Kaysen “annotates” her diagnosis of borderline personality disorder and the “charges against [her].” In this chapter, Kaysen acknowledges that she was troubled as an adolescent, but she resists several of the diagnostic interpretations of her behavior. She admits to having exhibited several of the diagnosis’ features, including vagueness of purpose or long-term goals, uncertainty in relation to friends and romantic partners, and general instability. But these behaviors do not necessarily indicate mental illness. Most teenagers waver when pressed about long-term plans, and indecision on the matter of friends and lovers might be universal. Further, Kaysen notes that psychiatric diagnoses follow trends; some “disorders” are eventually identified as normal behavior. Having called the very fact of her mental illness into question, Kaysen then mentions some behavior that must “irrefutably” have indicated “an inward condition.” Ritual banging of the wrists and face scratching allowed Kaysen some visual evidence of the pain and turmoil she felt inside. Having classified at least some of her conduct as abnormal, Kaysen retreats into ambiguity once again. Outwardly, her behavior at school was most likely the mild rebellion of an unhappy teenager. She also notes the sexist nature of the borderline diagnosis: many of the behaviors are female-identified, and the illness is more often diagnosed in women than in men.

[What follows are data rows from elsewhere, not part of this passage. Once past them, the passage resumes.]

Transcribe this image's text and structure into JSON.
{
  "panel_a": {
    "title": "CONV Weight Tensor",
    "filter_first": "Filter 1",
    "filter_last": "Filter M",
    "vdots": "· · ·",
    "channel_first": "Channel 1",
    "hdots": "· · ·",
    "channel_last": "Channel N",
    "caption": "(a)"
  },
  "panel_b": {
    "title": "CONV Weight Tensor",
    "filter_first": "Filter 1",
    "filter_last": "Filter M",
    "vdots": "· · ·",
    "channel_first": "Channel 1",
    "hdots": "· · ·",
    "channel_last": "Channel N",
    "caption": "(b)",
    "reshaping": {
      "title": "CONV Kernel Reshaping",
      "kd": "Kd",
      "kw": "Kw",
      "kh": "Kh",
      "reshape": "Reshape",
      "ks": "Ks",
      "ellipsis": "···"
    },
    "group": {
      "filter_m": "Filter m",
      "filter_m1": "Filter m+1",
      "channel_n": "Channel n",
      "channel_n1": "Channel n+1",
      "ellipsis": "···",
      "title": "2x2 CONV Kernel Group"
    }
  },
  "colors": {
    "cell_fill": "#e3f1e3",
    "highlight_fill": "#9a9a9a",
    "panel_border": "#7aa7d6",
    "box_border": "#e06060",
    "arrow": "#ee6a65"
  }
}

Kaysen wonders whether her time at McLean resulted in recovery. Her doctors believed she was healed, but Kaysen confesses to constant vigilance over her adult behavior. Perhaps she simply danced on the edge of illness as a teenager. Whether she was truly “crazy” matters, in the end, less than the consequences of being judged “crazy.” Wherever the line between sanity and insanity lies, she says, she “[does] not want to cross it again.”

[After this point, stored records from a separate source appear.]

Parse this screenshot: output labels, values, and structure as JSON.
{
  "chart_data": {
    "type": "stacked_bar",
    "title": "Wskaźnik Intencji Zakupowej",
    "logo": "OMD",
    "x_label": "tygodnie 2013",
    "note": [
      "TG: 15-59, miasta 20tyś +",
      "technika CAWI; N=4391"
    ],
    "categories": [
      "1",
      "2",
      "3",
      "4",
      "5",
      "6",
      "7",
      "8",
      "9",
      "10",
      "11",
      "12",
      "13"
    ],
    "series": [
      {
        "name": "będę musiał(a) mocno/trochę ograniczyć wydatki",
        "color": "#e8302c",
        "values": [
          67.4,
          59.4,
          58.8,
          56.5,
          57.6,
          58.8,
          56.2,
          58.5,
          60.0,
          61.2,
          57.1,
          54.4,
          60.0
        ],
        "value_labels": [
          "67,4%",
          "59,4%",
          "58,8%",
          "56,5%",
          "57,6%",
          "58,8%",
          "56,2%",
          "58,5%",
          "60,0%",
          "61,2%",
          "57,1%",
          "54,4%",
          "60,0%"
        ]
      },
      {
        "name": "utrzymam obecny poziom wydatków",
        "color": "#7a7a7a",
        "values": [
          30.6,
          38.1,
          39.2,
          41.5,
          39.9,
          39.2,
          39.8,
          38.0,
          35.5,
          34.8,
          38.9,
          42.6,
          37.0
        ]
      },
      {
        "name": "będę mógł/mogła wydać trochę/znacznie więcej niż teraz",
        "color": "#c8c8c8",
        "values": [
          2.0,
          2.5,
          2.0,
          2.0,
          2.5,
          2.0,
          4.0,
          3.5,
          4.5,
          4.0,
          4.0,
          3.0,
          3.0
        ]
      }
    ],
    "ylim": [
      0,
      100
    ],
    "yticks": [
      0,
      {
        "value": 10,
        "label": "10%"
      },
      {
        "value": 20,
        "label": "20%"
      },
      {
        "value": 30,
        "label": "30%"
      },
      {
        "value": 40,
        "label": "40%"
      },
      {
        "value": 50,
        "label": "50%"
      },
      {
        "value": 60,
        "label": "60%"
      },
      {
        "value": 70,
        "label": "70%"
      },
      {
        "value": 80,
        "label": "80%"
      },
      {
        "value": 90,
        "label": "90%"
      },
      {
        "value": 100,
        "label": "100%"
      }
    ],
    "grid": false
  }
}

Kaysen’s two perceptions of Vermeer’s Girl, Interrupted at Her Music, first as a teenager and later as an adult, provide a context for her experience at the hospital. Her initial reaction was one of warning. She felt that her life was moving at increasing speed toward some unpleasant climax, and the girl in the painting seemed to shout out a warning to Kaysen. We know that her life took a drastic turn in the following years. Kaysen’s perception of the girl’s urgent warning was a kind of foreshadowing. Later, recovered from her illness, Kaysen sees in the painting a distillation of her own experience. Just as the girl is “interrupted,” so was Kaysen’s youth, and for two years, the “music” of her life ceased to play. Kaysen infuses the girl in the painting with her own feelings of arrest and loss and wonders how anyone could recover from such an experience. She imagines that the light around the girl in the painting is akin to the metaphorical light in which we see ourselves and those around us: it is an uneven light that reveals little, casting shadows through which we struggle to see the truth.